Bridges doesn't have the most diverse skill set, and some teams might think he has a low ceiling since he'll be 22 before his NBA debut. But he's excellent at what he does—raining threes and defending multiple positions.

And he's showing obvious signs of growth when comparing this campaign to his 2016-17 season, nearly doubling his scoring average (from 9.8 points to 18.0) and seeing his three-point percentage (39.3 to 44.2) soar despite a volume increase.

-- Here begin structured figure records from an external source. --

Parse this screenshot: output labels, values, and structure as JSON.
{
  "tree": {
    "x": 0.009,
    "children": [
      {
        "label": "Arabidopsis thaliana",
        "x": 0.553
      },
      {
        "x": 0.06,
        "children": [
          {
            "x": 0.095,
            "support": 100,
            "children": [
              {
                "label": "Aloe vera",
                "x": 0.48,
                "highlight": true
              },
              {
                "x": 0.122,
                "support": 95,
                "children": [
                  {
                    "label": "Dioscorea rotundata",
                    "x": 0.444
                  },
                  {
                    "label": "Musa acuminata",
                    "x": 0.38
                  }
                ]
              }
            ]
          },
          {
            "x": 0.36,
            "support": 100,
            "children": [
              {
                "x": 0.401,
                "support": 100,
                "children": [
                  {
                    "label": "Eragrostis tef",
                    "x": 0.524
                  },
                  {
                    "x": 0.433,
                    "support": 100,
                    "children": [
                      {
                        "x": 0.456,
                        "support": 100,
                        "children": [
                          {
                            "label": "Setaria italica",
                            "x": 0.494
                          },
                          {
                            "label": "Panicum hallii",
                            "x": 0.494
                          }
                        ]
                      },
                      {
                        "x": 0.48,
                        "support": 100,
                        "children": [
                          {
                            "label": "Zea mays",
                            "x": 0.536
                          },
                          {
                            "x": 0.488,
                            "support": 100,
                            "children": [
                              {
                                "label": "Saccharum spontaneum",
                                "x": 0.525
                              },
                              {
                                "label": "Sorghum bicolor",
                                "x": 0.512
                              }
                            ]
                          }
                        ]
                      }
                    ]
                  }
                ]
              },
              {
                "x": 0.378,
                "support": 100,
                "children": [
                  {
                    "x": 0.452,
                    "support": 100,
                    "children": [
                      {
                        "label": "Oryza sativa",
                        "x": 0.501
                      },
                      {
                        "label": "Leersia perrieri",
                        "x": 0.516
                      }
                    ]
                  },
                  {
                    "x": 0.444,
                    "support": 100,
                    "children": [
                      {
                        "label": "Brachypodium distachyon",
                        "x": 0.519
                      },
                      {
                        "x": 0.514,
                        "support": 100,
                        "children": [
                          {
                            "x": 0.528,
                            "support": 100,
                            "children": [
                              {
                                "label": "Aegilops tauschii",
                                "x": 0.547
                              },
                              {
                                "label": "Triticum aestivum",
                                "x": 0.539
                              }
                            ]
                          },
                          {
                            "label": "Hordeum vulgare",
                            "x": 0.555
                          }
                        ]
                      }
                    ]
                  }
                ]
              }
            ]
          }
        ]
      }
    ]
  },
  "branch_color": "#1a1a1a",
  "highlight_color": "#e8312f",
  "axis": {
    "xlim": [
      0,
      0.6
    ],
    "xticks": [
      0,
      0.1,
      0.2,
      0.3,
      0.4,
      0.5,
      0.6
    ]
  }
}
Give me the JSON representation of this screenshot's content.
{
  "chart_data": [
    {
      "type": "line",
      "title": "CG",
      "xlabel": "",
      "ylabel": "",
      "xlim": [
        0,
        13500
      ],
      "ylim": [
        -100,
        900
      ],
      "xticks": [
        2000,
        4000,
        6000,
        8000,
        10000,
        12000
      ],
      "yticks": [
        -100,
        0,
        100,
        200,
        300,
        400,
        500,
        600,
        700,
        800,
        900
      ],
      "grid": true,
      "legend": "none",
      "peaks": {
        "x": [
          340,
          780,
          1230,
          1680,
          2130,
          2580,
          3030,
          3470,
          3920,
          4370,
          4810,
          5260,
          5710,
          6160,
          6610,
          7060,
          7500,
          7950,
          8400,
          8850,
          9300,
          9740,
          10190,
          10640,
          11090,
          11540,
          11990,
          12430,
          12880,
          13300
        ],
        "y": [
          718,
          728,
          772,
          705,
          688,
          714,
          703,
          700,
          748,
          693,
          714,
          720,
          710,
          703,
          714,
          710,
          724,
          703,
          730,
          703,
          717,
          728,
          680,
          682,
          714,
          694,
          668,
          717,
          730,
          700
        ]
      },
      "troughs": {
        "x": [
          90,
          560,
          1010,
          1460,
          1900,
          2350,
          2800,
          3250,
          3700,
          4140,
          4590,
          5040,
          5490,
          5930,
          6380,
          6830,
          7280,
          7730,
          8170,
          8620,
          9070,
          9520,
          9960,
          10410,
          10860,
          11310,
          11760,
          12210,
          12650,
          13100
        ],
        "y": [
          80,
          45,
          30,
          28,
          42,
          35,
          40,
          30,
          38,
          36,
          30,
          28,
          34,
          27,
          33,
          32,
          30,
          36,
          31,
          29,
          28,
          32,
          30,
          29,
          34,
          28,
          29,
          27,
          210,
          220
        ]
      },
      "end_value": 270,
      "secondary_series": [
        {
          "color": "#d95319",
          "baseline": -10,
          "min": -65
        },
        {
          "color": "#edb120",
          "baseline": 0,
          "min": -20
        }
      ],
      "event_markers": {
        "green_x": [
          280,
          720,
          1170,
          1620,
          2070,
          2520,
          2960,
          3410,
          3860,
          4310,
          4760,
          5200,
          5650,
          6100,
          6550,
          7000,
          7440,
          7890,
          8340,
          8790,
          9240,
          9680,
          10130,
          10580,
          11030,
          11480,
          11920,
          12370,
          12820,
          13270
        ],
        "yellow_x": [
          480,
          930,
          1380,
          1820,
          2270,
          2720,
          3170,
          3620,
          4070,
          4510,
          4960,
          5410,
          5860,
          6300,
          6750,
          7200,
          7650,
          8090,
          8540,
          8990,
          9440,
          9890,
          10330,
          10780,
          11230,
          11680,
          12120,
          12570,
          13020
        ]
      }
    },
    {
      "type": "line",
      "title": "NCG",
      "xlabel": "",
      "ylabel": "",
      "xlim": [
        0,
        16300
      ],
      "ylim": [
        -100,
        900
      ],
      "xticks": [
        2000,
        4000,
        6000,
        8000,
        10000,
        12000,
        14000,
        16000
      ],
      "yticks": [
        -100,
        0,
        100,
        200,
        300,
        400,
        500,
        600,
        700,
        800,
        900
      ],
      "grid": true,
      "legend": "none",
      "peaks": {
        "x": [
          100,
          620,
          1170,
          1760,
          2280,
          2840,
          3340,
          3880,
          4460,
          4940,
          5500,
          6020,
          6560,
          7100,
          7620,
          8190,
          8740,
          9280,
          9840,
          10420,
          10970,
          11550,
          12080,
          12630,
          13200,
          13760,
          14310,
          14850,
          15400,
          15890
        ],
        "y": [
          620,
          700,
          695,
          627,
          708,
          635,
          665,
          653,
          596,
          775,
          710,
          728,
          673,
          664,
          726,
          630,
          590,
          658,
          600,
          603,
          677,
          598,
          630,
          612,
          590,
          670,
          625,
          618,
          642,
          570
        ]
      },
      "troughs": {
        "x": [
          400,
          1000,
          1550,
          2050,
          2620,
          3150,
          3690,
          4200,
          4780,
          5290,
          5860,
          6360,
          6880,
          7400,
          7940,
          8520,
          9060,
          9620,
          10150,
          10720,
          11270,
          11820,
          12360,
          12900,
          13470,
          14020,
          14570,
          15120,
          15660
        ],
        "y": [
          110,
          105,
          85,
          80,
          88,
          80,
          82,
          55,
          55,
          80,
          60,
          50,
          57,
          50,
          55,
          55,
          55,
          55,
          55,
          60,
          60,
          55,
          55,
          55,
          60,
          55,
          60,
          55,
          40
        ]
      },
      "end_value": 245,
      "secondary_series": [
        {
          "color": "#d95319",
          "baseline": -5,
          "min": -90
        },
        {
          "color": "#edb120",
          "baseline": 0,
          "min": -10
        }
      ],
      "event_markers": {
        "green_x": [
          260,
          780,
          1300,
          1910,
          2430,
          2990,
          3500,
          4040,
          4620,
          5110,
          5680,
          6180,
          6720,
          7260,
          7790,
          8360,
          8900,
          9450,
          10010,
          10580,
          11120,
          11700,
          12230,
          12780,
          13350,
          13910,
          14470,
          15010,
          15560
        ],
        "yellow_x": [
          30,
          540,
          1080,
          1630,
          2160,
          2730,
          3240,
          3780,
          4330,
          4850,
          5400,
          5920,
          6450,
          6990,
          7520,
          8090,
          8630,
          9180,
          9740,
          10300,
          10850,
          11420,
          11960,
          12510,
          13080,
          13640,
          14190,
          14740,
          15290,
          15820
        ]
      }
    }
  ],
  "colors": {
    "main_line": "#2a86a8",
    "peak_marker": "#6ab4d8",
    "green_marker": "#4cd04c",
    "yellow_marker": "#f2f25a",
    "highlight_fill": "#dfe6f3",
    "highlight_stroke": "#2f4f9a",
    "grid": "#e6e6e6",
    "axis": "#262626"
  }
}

"His continued improvement suggests there is more to come," Bleacher Report's Jonathan Wasserman wrote. "With so many bigs in the draft and teams needing wings...Bridges could sneak into the top seven ahead of some flashier, one-and-done freshmen."


Shai Gilgeous-Alexander, Kentucky

Kathy Willens/Associated Press

The draft class' top tier of NCAA point guards was expected to feature only two names—Collin Sexton and Trae Young. Even if those two are the top floor generals selected, it's hard not to think Shai Gilgeous-Alexander has played his way into that discussion.

The 6'6" playmaker is quickly becoming John Calipari's star pupil. Kentucky didn't start hitting its stride until Gilgeous-Alexander did, but now that both are rolling, this looks like a heavyweight title contender.

Gilgeous-Alexander's total production through two rounds includes 46 points on 60 percent shooting, 14 rebounds, 14 free throws on 17 attempts, 13 assists and seven steals. And this comes on the heels of a furious sprint through the SEC tournament, where he averaged 21.0 points, 6.7 assists, 5.0 rebounds and 1.7 steals.

"He's clearly been amazing for them and is looking more and more like a lottery pick," ESPN's Mike Schmitz told Tim Bontemps of the Washington Post. "With the consistency he's shown, he's in the same conversation with [Sexton and Young]. It's up in the air who will be the first point guard selected."


Robert Williams, Texas A&M

BOISE, ID - MARCH 17:  Shai Gilgeous-Alexander #22 of the Kentucky Wildcats gestures during the first half against the Buffalo Bulls in the second round of the 2018 NCAA Men's Basketball Tournament at Taco Bell Arena on March 17, 2018 in Boise, Idaho.  (P
Kevin C. Cox/Getty Images

Even though he's 6'10" with a 7'5" wingspan and jarring amounts of athleticism, it isn't always easy for Robert Williams to stand out.

His decision play a second season in College Station pushed him into a draft class that runs deep with athletic bigs. He also spends most of his floor time away from his NBA position (center) to accommodate A&M's top scorer, Tyler Davis.

But Williams made sure he was seen during the first weekend. He not only tallied 21 points (on 75 percent shooting), 27 rebounds and four blocks over 47 minutes, he showcased his ability to score over smaller defenders on mismatch post-ups.

The NBA interest is (and will be) tied to his length, bounce and potential as a rim-running, rim-rocking and rim-protecting big. But displaying supplemental skills on the NCAA's biggest stage might help him stand out among a strong group of mid-first post players.